Diary

Debra Dickerson

       Reader, I slept with him.
       Coming back from the ladies’ room at Dali, a trendy Spanish joint here in Cambridge, I steady myself with a hand on his shoulder to squeeze back onto my bar stool. Which is all it takes to decide.
       I’d realized that dating a professional athlete (he’s not famous–let it go) meant I’d be spending more time outdoors, that I might have to learn to interpret the sports page, that I’d meet people different from the asthmatic pointyheads I usually date. What I hadn’t realized was what that might mean in terms of musculature.
       “You lose something?” “Tim” asks. He’s amused.
       No, smart ass. I found something. Smart, funny, educated, gentlemanly, close to his family, successful, well-traveled, multilingual, and best of all, not a neurotic, angst-ridden East Coast egghead. No résumé envy, no constant need for external validation.
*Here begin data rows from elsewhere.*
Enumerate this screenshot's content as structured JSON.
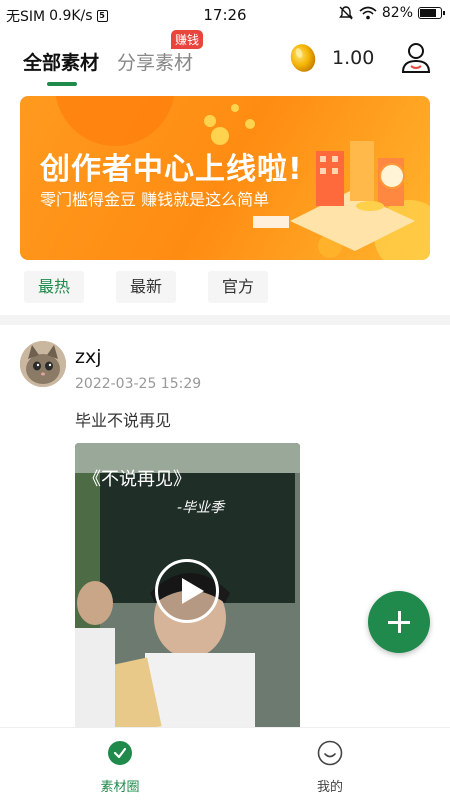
{
  "status_bar": {
    "sim": "无SIM",
    "speed": "0.9K/s",
    "time": "17:26",
    "battery": "82%",
    "battery_level": 0.82
  },
  "top_tabs": {
    "all": "全部素材",
    "share": "分享素材",
    "share_badge": "赚钱"
  },
  "coins": {
    "value": "1.00",
    "icon": "gold-bean-icon"
  },
  "banner": {
    "title": "创作者中心上线啦!",
    "subtitle": "零门槛得金豆 赚钱就是这么简单"
  },
  "filters": [
    "最热",
    "最新",
    "官方"
  ],
  "post": {
    "username": "zxj",
    "time": "2022-03-25 15:29",
    "text": "毕业不说再见",
    "video_title": "《不说再见》",
    "video_subtitle": "-毕业季"
  },
  "bottom_nav": {
    "material": "素材圈",
    "mine": "我的"
  },
  "colors": {
    "accent": "#1f8a4c",
    "badge": "#e8453c",
    "banner": "#ff8c12"
  }
}
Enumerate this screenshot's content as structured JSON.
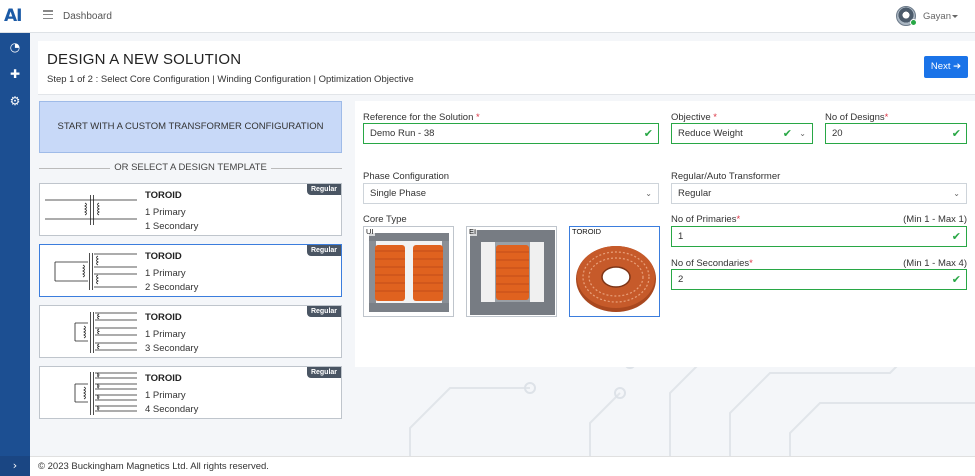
{
  "app": {
    "logo_text": "AI"
  },
  "topbar": {
    "breadcrumb": "Dashboard",
    "user_name": "Gayan"
  },
  "sidebar": {
    "items": [
      {
        "icon": "dashboard-gauge-icon",
        "glyph": "◔"
      },
      {
        "icon": "plus-icon",
        "glyph": "✚"
      },
      {
        "icon": "gear-settings-icon",
        "glyph": "⚙"
      }
    ],
    "expand_glyph": "›"
  },
  "page": {
    "title": "DESIGN A NEW SOLUTION",
    "subtitle": "Step 1 of 2 : Select Core Configuration | Winding Configuration | Optimization Objective",
    "next_label": "Next",
    "next_glyph": "➔"
  },
  "custom_config_label": "START WITH A CUSTOM TRANSFORMER CONFIGURATION",
  "or_select_label": "OR SELECT A DESIGN TEMPLATE",
  "templates": [
    {
      "name": "TOROID",
      "line1": "1 Primary",
      "line2": "1 Secondary",
      "badge": "Regular"
    },
    {
      "name": "TOROID",
      "line1": "1 Primary",
      "line2": "2 Secondary",
      "badge": "Regular"
    },
    {
      "name": "TOROID",
      "line1": "1 Primary",
      "line2": "3 Secondary",
      "badge": "Regular"
    },
    {
      "name": "TOROID",
      "line1": "1 Primary",
      "line2": "4 Secondary",
      "badge": "Regular"
    }
  ],
  "form": {
    "reference": {
      "label": "Reference for the Solution",
      "required": "*",
      "value": "Demo Run - 38"
    },
    "objective": {
      "label": "Objective",
      "required": "*",
      "value": "Reduce Weight"
    },
    "no_of_designs": {
      "label": "No of Designs",
      "required": "*",
      "value": "20"
    },
    "phase": {
      "label": "Phase Configuration",
      "value": "Single Phase"
    },
    "regular_auto": {
      "label": "Regular/Auto Transformer",
      "value": "Regular"
    },
    "core_type": {
      "label": "Core Type",
      "options": [
        "UI",
        "EI",
        "TOROID"
      ],
      "selected": "TOROID"
    },
    "primaries": {
      "label": "No of Primaries",
      "required": "*",
      "hint": "(Min 1 - Max 1)",
      "value": "1"
    },
    "secondaries": {
      "label": "No of Secondaries",
      "required": "*",
      "hint": "(Min 1 - Max 4)",
      "value": "2"
    }
  },
  "footer": {
    "copyright": "© 2023 Buckingham Magnetics Ltd. All rights reserved."
  },
  "colors": {
    "accent": "#1a73e8",
    "sidebar": "#1c4f92",
    "valid": "#28a745",
    "selected_border": "#3b7ddd",
    "custom_bg": "#c8d9f8"
  },
  "glyphs": {
    "check": "✔",
    "chevron": "⌄",
    "caret": "▾",
    "hamburger": "≡"
  }
}
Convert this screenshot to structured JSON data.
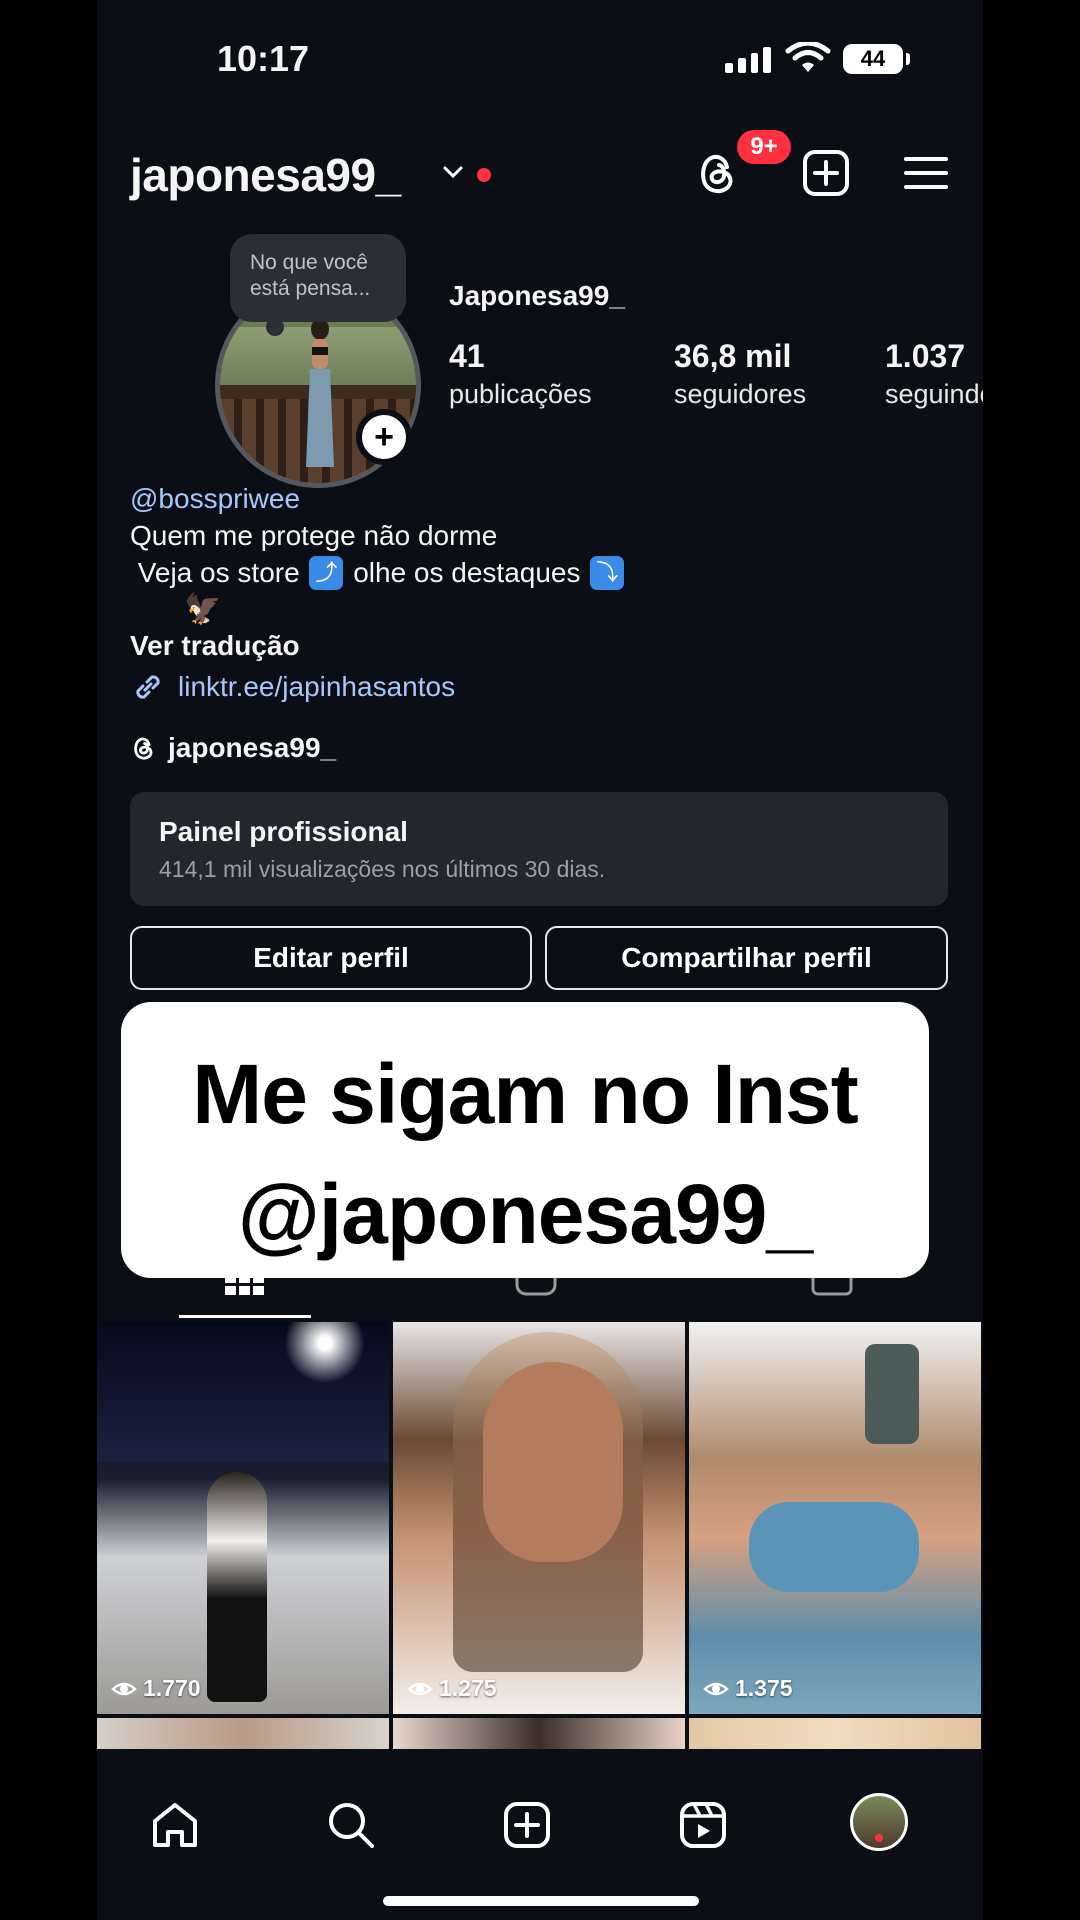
{
  "status_bar": {
    "time": "10:17",
    "battery": "44"
  },
  "header": {
    "username": "japonesa99_",
    "notification_count": "9+"
  },
  "profile": {
    "note": "No que você está pensa...",
    "display_name": "Japonesa99_",
    "stats": [
      {
        "value": "41",
        "label": "publicações"
      },
      {
        "value": "36,8 mil",
        "label": "seguidores"
      },
      {
        "value": "1.037",
        "label": "seguindo"
      }
    ],
    "bio": {
      "mention": "@bosspriwee",
      "line1": "Quem me protege não dorme",
      "line2_a": "Veja os store",
      "line2_b": "olhe os destaques",
      "emoji_up": "⤴",
      "emoji_down": "⤵",
      "emoji_eagle": "🦅"
    },
    "translate": "Ver tradução",
    "link": "linktr.ee/japinhasantos",
    "threads_handle": "japonesa99_"
  },
  "panel": {
    "title": "Painel profissional",
    "subtitle": "414,1 mil visualizações nos últimos 30 dias."
  },
  "buttons": {
    "edit": "Editar perfil",
    "share": "Compartilhar perfil"
  },
  "overlay": {
    "line1": "Me sigam no Inst",
    "line2": "@japonesa99_"
  },
  "posts": [
    {
      "views": "1.770"
    },
    {
      "views": "1.275"
    },
    {
      "views": "1.375"
    }
  ]
}
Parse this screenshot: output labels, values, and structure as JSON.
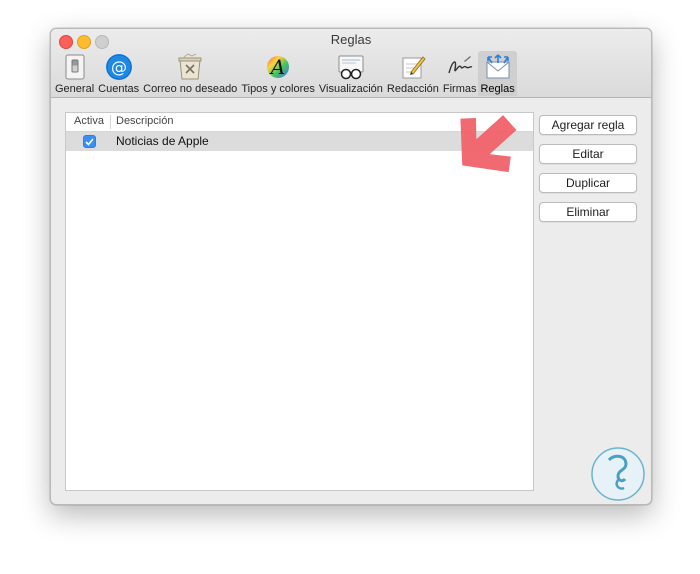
{
  "window": {
    "title": "Reglas"
  },
  "toolbar": {
    "items": [
      {
        "label": "General",
        "icon": "switch-icon"
      },
      {
        "label": "Cuentas",
        "icon": "at-sign-icon"
      },
      {
        "label": "Correo no deseado",
        "icon": "junk-mail-icon"
      },
      {
        "label": "Tipos y colores",
        "icon": "fonts-colors-icon"
      },
      {
        "label": "Visualización",
        "icon": "viewing-glasses-icon"
      },
      {
        "label": "Redacción",
        "icon": "composing-icon"
      },
      {
        "label": "Firmas",
        "icon": "signature-icon"
      },
      {
        "label": "Reglas",
        "icon": "rules-envelope-icon"
      }
    ],
    "selected": "Reglas"
  },
  "rules_table": {
    "columns": [
      "Activa",
      "Descripción"
    ],
    "rows": [
      {
        "active": true,
        "description": "Noticias de Apple"
      }
    ]
  },
  "buttons": {
    "add": "Agregar regla",
    "edit": "Editar",
    "duplicate": "Duplicar",
    "delete": "Eliminar"
  },
  "colors": {
    "accent": "#3a8ef6",
    "annotation_arrow": "#f0626a",
    "watermark": "#4aa0c0"
  }
}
No using words like “problematic” when “screwed up” is meant. And did I mention that incredible body?
       OK, then. It’s decided: Debra has sex before the new millennium. But this is problematic. Having spent so long waiting militantly for the right man, I’ve developed protective booby traps. Like not cleaning my apartment before a date, or not shaving for several days preceding, or wearing big, comfy Socialist-Realist panties that nearly reach my Afro’d armpits. I take mental inventory: Apartment? Neat. Armpits? Check. Legs? Thank God, yes. Drawers? None.
       Back at my place, he toys with me. He aims for an armchair, I toss our coats on it. He asks to read my clips, I pretend not to know where they are. He keeps his hands to himself and makes conversation a Boy Scout could be proud of. No double-entendres, no sweet talk. Just a knowing smirk. Just like Mr. Three and a Half Years Ago, he makes me do all the work. Then, I’d ended up climbing into the guy’s lap and asking what a girl had to do to get laid around here. I have no intention of being that subtle again.